The 24-month results of the worldwide experience with Lutonix 035 drug-coated balloon (CR Bard/Beckton Dickenson) were published online in August in JACC: Cardiovascular Interventions. Data revealed that patients with femoropopliteal lesions who were treated with the drug-coated balloon experienced symptom improvement and that low reintervention rates were observed at 24 months, even in patients with difficult-to-treat lesions.
Marcus Thieme, Sonneberg, Germany and colleagues report that outcomes from the registry at two-years confirm Lutonix is a “safe and effective long-term treatment option in real-world patients with peripheral arterial disease with superficial femoral artery lesions.” These outcomes were also achieved in patients with long lesions and in-stent restenosis.
As reported in JACC: Cardiovascular Interventions, the Global SFA registry is a multicentre, prospective study that enrolled 691 patients in 38 centres from 10 countries. These patients were treated with the Lutonix 035 DCB in femoropopliteal lesions. The registry set out to assess safety, clinical benefit, and outcomes of the Lutonix 035 drug-coated balloon in a heterogeneous, real-world patient population at 12 and 24 months.
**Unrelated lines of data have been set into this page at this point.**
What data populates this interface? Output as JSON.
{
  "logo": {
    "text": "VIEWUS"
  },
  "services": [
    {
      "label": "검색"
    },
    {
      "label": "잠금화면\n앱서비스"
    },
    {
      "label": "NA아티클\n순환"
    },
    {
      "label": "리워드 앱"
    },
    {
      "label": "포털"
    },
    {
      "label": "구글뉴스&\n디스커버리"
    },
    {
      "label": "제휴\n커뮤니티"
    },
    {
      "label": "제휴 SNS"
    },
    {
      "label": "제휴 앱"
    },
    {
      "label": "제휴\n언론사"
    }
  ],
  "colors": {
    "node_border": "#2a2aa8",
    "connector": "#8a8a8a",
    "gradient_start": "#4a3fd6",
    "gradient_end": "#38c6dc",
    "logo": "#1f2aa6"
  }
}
Freedom from a composite of target vessel restenosis, major index limb amputation, and device- or procedure-related death at 30 days was defined as the primary endpoint. “The primary effectiveness endpoint was freedom from target lesion restenosis at 12 months. Secondary endpoints were acute device and procedural success and clinically assessed primary patency,” the authors write.
Results
The registry results showed a 99.4% freedom at 30 days from the composite safety endpoint. There was 89.3% freedom from target lesion restenosis in the overall population at 24 months. In long lesions up to 50cm, the freedom from target lesion restenosis was 88.2%; in patients with in-stent restenosis this figure was 84.6%. The clinically assessed primary patency was 75.6% and more than 76% of patients showed improvement of at least one Rutherford category.
Editorial comment
In an accompanying editorial comment in the journal, Ivan P Casserly, Dublin, Ireland, writes: “Most endovascular specialists are inherently attracted to the use of drug-coated balloon angioplasty as the primary strategy for revascularisation of the femoropopliteal segment. This is driven by several considerations. Primarily, the greatest concern is to avoid the spectre of in-stent restenosis, for which there is no good therapy. If a durable result can be achieved with drug-coated balloon angioplasty, even if it has lower primary patency rates compared with drug-eluting stent, then this option would generally be favoured. In addition, angioplasty is ‘very straightforward’, resulting in a reasonably predicatable outcome across a broad range of operators.”